On December 27, 2024, at 13:13 UTC, our Anaplan internal monitoring alerted us of a hardware failure that impacted several servers. Customers may have experienced issues opening models. Models that were already open weren't impacted. Refreshing would enable models to open, but this was inconsistent. Additionally, scheduled CloudWorks™ integrations weren't processing in Anaplan Data Center — Netherlands.
The following regions were impacted by the model open issue:
Anaplan Data Center – U.S. East (intermittent)
Anaplan Data Center – U.S. West
Anaplan Data Center – Germany
Anaplan Data Center – Netherlands
Anaplan Google Cloud Public – U.S. East
Anaplan Google Cloud Public – Japan
Anaplan Amazon Cloud Public – U.S.
Anaplan Amazon Cloud Public – Europe
Upon initial investigation, our engineering team identified that the hardware failure triggered a failover event. This enabled the servers to automatically recover to new hosts. There were two servers that failed to recover as designed and required manual intervention. Post-intervention, those servers resumed operation by 13:51 UTC.
However, errors continued to occur with model opening. Further investigation identified a connectivity issue between our internal services. We undertook several lines of investigation. We reviewed network connectivity and infrastructure services to identify what was causing the connectivity issue.
At 15:30 UTC, we identified an unusual presentation within an internal load-balance instance. New connections that were routed to this load-balance instance weren't being processed as designed. We restarted this internal load-balance instance at 16:15 UTC. We saw an immediate reduction in connection errors, and models started to open more reliably.

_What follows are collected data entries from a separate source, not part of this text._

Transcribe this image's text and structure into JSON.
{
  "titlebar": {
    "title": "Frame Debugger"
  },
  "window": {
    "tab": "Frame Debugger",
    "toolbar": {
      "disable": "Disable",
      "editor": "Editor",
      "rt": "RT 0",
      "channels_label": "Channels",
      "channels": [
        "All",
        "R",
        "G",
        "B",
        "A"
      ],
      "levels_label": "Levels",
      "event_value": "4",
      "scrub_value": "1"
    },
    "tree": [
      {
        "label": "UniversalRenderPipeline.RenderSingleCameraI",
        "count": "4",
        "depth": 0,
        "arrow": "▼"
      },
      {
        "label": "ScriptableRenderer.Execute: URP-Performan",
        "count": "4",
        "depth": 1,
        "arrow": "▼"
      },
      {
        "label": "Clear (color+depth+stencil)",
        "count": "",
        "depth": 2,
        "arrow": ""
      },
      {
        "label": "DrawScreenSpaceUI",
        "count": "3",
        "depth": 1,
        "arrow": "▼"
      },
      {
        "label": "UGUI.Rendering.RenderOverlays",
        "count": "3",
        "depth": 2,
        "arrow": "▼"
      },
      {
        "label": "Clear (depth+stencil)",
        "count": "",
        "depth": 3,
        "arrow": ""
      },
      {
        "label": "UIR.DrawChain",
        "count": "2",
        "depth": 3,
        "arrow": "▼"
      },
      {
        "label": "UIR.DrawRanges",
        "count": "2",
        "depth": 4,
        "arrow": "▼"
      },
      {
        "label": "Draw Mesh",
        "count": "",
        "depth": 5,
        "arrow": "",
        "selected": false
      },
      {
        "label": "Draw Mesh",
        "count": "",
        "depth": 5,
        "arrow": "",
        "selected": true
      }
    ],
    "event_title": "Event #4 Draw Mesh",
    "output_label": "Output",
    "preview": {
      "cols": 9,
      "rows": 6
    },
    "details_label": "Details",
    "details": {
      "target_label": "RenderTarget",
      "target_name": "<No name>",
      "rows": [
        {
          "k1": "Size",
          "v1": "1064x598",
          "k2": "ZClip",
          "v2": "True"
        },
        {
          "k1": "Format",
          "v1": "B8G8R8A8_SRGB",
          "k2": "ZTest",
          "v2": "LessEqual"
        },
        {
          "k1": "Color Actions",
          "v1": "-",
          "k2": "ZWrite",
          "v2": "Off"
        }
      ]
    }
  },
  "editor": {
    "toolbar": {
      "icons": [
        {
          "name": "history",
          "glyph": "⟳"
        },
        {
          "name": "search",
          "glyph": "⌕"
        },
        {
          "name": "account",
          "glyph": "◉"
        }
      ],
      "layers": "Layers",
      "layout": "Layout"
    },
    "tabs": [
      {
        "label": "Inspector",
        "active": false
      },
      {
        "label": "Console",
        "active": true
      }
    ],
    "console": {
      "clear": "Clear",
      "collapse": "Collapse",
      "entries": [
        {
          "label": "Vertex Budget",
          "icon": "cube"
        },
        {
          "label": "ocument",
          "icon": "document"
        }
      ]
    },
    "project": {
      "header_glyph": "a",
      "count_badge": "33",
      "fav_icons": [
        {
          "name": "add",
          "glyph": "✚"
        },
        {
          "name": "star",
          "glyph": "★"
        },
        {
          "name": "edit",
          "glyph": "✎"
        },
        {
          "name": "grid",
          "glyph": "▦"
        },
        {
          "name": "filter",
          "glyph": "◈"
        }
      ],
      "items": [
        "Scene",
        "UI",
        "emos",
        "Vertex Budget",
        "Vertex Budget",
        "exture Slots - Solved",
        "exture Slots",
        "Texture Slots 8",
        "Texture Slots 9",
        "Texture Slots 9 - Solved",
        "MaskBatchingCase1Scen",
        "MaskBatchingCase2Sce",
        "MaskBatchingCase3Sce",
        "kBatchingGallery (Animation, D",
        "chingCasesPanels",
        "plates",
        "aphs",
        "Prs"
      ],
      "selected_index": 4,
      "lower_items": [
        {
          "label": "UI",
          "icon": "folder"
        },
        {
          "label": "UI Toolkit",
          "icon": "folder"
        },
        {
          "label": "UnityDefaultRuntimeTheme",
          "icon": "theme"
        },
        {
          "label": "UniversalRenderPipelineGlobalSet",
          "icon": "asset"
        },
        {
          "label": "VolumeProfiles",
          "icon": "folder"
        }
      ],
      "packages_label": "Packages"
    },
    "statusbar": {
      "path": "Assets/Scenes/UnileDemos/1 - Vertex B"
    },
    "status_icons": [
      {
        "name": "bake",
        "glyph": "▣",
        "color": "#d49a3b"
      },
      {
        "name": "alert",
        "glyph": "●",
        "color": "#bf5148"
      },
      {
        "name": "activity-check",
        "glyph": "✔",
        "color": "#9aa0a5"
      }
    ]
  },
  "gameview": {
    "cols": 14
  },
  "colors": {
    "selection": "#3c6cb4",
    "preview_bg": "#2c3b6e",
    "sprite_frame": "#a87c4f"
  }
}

We reviewed all load-balance instances, and at 16:30 UTC, we identified the same issue in an external load-balance instance. We restarted this instance at 17:06 UTC. Alerts and automated testing showed the issue was resolved. We completed additional testing to verify the problem was fixed, and at 17:20 UTC, we confirmed that the issue was fully resolved.

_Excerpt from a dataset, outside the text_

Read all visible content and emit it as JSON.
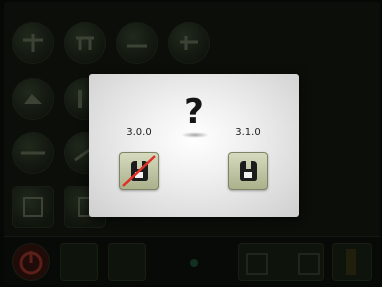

In parallel, we investigated the issue with CloudWorks™ integrations in Anaplan Data Center — Netherlands. An initial investigation determined this issue was related to the hardware failure. At 14:02 UTC, we performed a rolling restart on the impacted component, but it was unsuccessful. We investigated the failed rolling restart and found that the component was unable to successfully initialize. Further investigation showed that a call to an upstream message-broker resource was looping, which prevented the service from starting.
We reviewed the upstream resource and identified two corrupt queues. At 15:59 UTC, we removed the corrupt queues to enable new queues to be recreated. We performed a rolling restart of the impacted component and at 16:27 UTC, CloudWorks™ integrations resumed. The integration backlog had cleared by 17:10 UTC.
Working closely with our hardware vendor, we identified that the hardware failure had occurred due to a resource locking event. Hardware failures are a rare but expected event, and we have an automated failover process in place to enable graceful recovery. The hardware failure triggered the designed failover event, and the servers were auto recovered onto new hosts.
The failover is a non-disruptive event, but in this case, a missing host rule allowed for both DNS authoritative nameservers to be located on the same host, which was the host impacted by the hardware failure. This meant that both DNS authoritative nameservers were relocated at the same time during the failover.
Upon restart of the servers, the load-balance instances started up before the DNS authoritative nameservers instances. This meant the load-balance instances couldn't complete DNS resolution to process new connections. In normal operation, traffic is balanced between two load-balance instances. When one instance is unavailable, all traffic is automatically routed to the healthy instance. In this case, all the load-balance instances were up so were receiving traffic. However, traffic that came into the two load-balance instances couldn't finish the DNS resolution, which stopped those connections from working.
The restart of the servers also resulted in the CloudWorks issue. Two of the servers that were restarted were dependent on an upstream message-broker resource. The disruption resulted in the corruption of two queues. One of the queues was the default queue, which is used for initialization of the downstream CloudWorks component. As the default queue was corrupt, it was unable to complete the initialization request, resulting in the CloudWorks™ integration not processing.
To prevent recurrence, we have reviewed the host rules across the services and have updated these to ensure no two instances are located on the same host. We are also adding further assurances for load-balance instances on automatic restarts. This will ensure that restarts are completed in order of dependency. This will also ensure automatic retry requests are completed for dependent services. We are improving our alerting so that if a load-balance instance is unable to connect to a dependent service, an urgent alert is triggered. Additionally, we've updated our response procedures to resolve similar issues more quickly.
We deeply apologize for any impact this issue may have had on your business operations. We are continuously strengthening our systems and procedures to ensure we avoid future disruptions to your business and users. If you have any further questions or concerns, please contact Anaplan Customer Care. Thank you for your patience during this situation and thank you for being an Anaplan customer.